There are two parameters that determine what the oscillator sounds like: its amplitude, which is the height of the sine wave and determines how loud it is, and its frequency, which determines the pitch.
Within your playground, add the following after the line where you created the AKOscillator:
oscillator.frequency = 300
oscillator.amplitude = 0.5
Listen closely, and you’ll hear the sound is now half as loud and much lower in pitch. The frequency, measured in hertz (or cycles per second), determines the pitch of the note. The amplitude, with a scale from 0 to 1, gives the volume.
Elisha Gray was unfortunately beaten to the patent office by Alexander Graham Bell, narrowly missing out on going down in history as the inventor of the telephone. However, his accidental discovery of the oscillator did result in the very first patent for an electronic musical instrument.
Many years later, Léon Theremin invented a slightly strange musical instrument that is still used today. With the eponymous theremin, you can change the frequency of an electronic oscillator by waving your hand above the instrument. If you have no idea what this instrument sound like, I’d recommend listening to Good Vibrations by the Beach Boys; you can’t miss the distinctive theremin sound in that track!

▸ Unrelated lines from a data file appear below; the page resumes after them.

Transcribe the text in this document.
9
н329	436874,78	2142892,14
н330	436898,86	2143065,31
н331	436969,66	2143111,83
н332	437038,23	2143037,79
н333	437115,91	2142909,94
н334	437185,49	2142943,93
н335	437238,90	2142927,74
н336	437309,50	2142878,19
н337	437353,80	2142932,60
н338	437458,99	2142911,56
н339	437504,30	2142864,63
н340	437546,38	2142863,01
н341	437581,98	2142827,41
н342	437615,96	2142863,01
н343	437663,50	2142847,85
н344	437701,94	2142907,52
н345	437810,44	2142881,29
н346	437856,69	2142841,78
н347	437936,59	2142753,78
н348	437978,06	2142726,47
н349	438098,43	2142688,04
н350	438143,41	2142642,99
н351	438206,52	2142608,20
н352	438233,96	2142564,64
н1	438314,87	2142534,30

You can simulate this effect by adding the following code to the end of your playground:
oscillator.rampTime = 0.2
oscillator.frequency = 500
AKPlaygroundLoop(every: 0.5) {
oscillator.frequency =
oscillator.frequency == 500 ? 100 : 500
}
The rampTime property allows the oscillator to transition smoothly between property values (e.g. frequency or amplitude). AKPlaygroundLoop is a useful little utility provided by AudioKit for periodically executing code in playgrounds. In this case, you are simply switching the oscillator frequency from 500Hz to 100Hz every 0.5 seconds.
You just built your very own theremin!
Simple oscillators can create musical notes, but are not terribly pleasing to the ear. There are a number of other factors that give physical instruments, such as the piano, their distinctive sound. In the next few sections you’ll explore how these are constructed.